Best Practices for Using Charlie

Optimize your experience with Charlie by following these recommendations for more effective scientific research.

Emerit Science

Emerit Science Team

Updated: January 2026
lightbulb

Key Principle

"The richness comes from dialogue."

Charlie is designed for natural conversation, like a thinking partner. It understands both open-ended and specific questions, and you can structure your research approach step by step.

1. Organize Your Research Sessions

✓ Focus on one objective per session

For better coherence, focus each session on a specific objective. This helps Charlie better contextualize your questions and provide more relevant answers.

Example objectives:

  • Explore the mechanisms of a specific protein
  • Analyze a corpus of articles on a specific topic
  • Develop an experimental protocol
  • Write a section of a scientific paper

✓ Use colors to organize your sessions

In the interface, use colors to organize your thematic sessions. This helps you easily find your conversations and structure your research work.

Organizing sessions with colors in Charlie

2. Use Filters Effectively

✓ Filter by year for better focus

Use the year filter before asking your question to restrict sources to a more recent period. This is particularly useful for:

  • Getting the most recent discoveries
  • Avoiding outdated information
  • Focusing research on a specific historical period
Using filters (date, article type, language) in Charlie

3. Take a Progressive Approach

Charlie can guide you through a progressive approach. Here's how to structure your research:

  1. 1
    Ask a first question, even if it's broad

    Don't search for the perfect question right away. Start with a general question to explore the topic.

  2. 2
    Let Charlie suggest avenues to explore

    Analyze the response and suggestions to identify interesting angles.

  3. 3
    Analyze the response and sources

    Check the sources in the side panel to deepen your understanding.

  4. 4
    Dive deeper into one point or set aside another

    Progressively refine your research based on the answers you receive.

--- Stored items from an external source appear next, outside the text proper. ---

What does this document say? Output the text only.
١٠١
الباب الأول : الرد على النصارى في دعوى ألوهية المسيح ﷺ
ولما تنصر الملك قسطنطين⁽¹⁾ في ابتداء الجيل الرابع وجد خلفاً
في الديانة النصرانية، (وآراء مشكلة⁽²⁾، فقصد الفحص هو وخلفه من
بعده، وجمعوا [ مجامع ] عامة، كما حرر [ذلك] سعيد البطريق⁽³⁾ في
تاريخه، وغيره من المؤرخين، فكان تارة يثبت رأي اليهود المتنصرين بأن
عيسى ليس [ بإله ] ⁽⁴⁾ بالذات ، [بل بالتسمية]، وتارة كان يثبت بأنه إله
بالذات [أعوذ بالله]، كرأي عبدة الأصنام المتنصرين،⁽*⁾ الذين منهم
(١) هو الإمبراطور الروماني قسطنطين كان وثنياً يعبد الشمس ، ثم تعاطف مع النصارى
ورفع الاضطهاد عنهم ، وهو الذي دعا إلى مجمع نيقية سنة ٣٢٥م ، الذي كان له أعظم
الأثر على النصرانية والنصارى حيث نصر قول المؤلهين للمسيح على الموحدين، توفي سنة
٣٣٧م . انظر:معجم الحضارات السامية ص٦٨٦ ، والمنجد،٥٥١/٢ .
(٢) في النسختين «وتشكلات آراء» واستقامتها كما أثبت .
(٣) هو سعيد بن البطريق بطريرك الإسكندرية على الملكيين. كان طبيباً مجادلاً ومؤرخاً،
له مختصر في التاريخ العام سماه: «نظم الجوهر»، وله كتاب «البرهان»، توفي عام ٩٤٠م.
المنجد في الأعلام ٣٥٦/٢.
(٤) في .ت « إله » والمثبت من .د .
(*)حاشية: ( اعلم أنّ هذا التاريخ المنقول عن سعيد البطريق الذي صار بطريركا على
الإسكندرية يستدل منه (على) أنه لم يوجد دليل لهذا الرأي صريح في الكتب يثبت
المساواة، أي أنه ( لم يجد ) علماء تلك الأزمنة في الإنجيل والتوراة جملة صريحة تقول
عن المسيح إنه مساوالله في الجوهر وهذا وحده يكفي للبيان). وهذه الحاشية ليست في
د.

4. Examples of Progressive Questions

Here are some examples showing how to refine your thinking by exchanging with Charlie:

Progressively deepening a topic

  • • What are the known roles of the TGF-β protein in breast cancer?
  • • And specifically in tumor microenvironment regulation?
  • • Are there inhibitors targeting this pathway currently in development?

Redirecting a discussion

  • • I was interested in the role of p53 in apoptosis, but can you summarize its involvement in cellular aging instead?
  • • Actually, can you compare the functions of p53 with those of FOXO3?

Refining a research objective

  • • What strategies are used to deliver siRNA into tumor cells?
  • • And particularly in the case of brain tumors?
  • • Are there approaches using nanoparticles?

Exploring multiple angles

  • • What are the reported effects of metformin in oncology?
  • • Are these effects observed independently of diabetes?
  • • Can you list the mechanistic hypotheses proposed in the literature?

5. Best Practices for the Workspace

When using the Workspace to analyze your own PDF documents:

✓ Prepare your corpus

Import well-targeted documents based on your needs. A coherent corpus will yield better results.

✓ Name your documents clearly

If you want to reference a particular document, give it an explicit name (e.g., "Study_Smith_2023" rather than "article1.pdf").

✓ Analyze from multiple angles

Leverage different perspectives: automatic summary, key points, concepts, methodology, results, etc.

✓ Add relevant articles

Articles automatically found by Charlie can be added to your personal workspace for deeper analysis.

✓ Ask for rephrasing

If the answer is too technical, don't hesitate to ask for a rephrasing in simpler or more detailed terms.

6. Manage Your References Effectively

✓ Add relevant references to your workspace

Use the add feature to save relevant references to your workspace. This lets you track your scientific monitoring and build a personalized library.

Add a PDF to your workspace from Charlie's results

7. What to Avoid

✗ Questions to avoid

✗ "Give me all articles about protein X"

Charlie will provide a selection from the 20 most relevant abstracts available, not an exhaustive list.

✗ "Which articles were written by Dupont?"

Charlie does not yet search by author names ("Deep Search" feature coming soon).

✓ Recommended questions

✓ What are the known mechanisms of protein X in cell signaling?

✓ How is Y involved in the pathogenesis of Z?

✓ What are the reported effects of JAK/STAT pathway inhibition in hematological cancers?

Start Using Charlie Effectively

By following these best practices, you'll get the most out of Charlie to accelerate your scientific research. Remember: the richness comes from dialogue!